Thursday, February 3, 2011

The H.264 DVR Cards

Now enjoy MORE of getting high quality video at LESS storage space with the H.264 DVR Card.

Driven by the H.264 compression technology, high performance video recording and playback is all that’s left for you to enjoy, plus an added benefit of more storage space without overall added cost. It adopted the latest compression technology, the H.264/AVC codec, to guarantee you with superior video quality and transmission at the same expense of affordability and security like no other.

* The diagram shows that MPEG-4 requires approximately one-third of the bandwidth used by JPEG and H.264 requires just one-fifth. That’s almost a 40% saving between standard MPEG-4 and H.264.

Monday, January 24, 2011

Understanding Object Counting Application

The Object Counting module of the Digital Video Recorder (DVR) can automate the task of counting objects passing by. When set and activated, the DVR can count objects such as people entering a store, automobiles along a highway, luggage on a conveyor belt, or even products on an assembly line. This is invaluable to users that need an exact number of objects that come and go.

What Can I Count?

Usually, the answer to this question is either “cars along a highway” or “people entering a store”. Note that the answers are not as simple as “cars” or “people” but rather “car along a highway” or “people entering a store”.
The fundamental idea used in object counting is that the objects being counted are passing through a boundary or zone. This zone is not necessarily a physical zone but rather a logical or virtual zone.
The phrase “passing through” is very important. It means that objects being counted must be moving. Objects that are not moving, or objects that are static, can not be counted. In addition to the condition that the objects must be moving, the objects must pass through some boundary or zone.
The zone, in the case of people, may be a door entrance, a hallway or a corridor. In the case of cars, the zone may be a junction, an arbitrary point along the highway or a gate entrance to some parking lot.
Objects may stop inside the zone for a short while. The important thing is that the object is just passing through it and is not meant to stay there for a long time. This also means that an object need not be moving all the time. The point is that the object moved in and eventually will move out of the zone.
These conditions make counting cars in a parking lot or counting people in a crowd watching a basketball game not suitable applications of this Object Counting function. But counting cars passing through a McDonald’s drive-through, or counting people entering a 7-11 store make very suitable applications.

Other Applications of Object Counting:

Other than above examples, Object Counting can be used to count the following:
1. Passenger luggage unloaded from an airplane. One suitable location for the camera is the place where the bags are put onto the luggage conveyor.
2. Products passing through an assembly line in a manufacturing plant.
3. Palettes unloaded from a truck or stacked into a warehouse.

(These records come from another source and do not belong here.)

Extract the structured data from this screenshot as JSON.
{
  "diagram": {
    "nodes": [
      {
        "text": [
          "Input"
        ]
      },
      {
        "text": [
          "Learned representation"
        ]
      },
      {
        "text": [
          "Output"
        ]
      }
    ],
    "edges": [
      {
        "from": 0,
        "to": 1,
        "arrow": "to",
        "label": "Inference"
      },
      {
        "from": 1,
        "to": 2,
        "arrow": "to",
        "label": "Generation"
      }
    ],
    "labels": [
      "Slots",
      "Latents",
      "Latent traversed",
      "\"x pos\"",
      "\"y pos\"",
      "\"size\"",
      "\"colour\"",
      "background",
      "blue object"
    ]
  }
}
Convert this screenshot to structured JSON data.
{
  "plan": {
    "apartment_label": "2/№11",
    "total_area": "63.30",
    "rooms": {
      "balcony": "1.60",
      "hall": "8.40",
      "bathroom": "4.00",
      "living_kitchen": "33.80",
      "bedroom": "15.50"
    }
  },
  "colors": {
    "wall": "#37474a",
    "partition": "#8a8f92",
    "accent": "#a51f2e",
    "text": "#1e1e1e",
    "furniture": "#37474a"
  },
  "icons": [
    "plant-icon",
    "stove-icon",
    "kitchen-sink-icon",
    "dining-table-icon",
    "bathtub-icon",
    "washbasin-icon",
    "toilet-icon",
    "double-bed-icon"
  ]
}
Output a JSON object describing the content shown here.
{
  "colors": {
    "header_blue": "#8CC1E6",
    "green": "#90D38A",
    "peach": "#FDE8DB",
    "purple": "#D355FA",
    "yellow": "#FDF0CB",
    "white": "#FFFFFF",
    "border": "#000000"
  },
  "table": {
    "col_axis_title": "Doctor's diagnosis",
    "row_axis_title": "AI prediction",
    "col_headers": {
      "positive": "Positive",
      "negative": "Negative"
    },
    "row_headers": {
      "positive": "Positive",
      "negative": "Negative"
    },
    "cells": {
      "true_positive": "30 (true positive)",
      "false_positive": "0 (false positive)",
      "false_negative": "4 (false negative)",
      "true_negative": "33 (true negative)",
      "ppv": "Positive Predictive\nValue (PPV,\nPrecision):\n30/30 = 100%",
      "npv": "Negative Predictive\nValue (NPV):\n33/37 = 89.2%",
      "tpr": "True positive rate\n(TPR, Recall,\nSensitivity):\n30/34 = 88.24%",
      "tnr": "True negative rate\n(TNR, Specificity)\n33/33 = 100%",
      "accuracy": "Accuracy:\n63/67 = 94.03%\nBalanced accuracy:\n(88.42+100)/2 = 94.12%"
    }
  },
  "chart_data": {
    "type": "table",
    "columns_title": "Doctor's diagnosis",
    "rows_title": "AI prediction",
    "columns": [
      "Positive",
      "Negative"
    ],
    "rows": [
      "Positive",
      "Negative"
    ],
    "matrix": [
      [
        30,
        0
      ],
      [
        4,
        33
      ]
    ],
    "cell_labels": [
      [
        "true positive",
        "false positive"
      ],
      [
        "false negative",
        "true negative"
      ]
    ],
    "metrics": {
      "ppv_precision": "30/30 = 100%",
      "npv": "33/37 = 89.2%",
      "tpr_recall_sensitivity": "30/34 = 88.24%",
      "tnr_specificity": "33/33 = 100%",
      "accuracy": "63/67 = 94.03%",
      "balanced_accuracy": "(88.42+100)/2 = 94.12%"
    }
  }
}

Some more complex applications that may not be as obvious are as follows:
1. Count the number of times the same truck went in and out a facility;
2. Count the number of times a conveyor belt made complete cycles;
3. Count the number of people above 4’ tall entering a theater;
4. Count the number of big people entering a restaurant;
5. Count only trucks, not cars or bicycles.

Where Should I Place The Camera?

Choosing the location and position of cameras used for counting are usually different from the locations and positions of cameras used for surveillance and monitoring. Considering the examples given above, the primary consideration is that the camera should see the object being counted fully.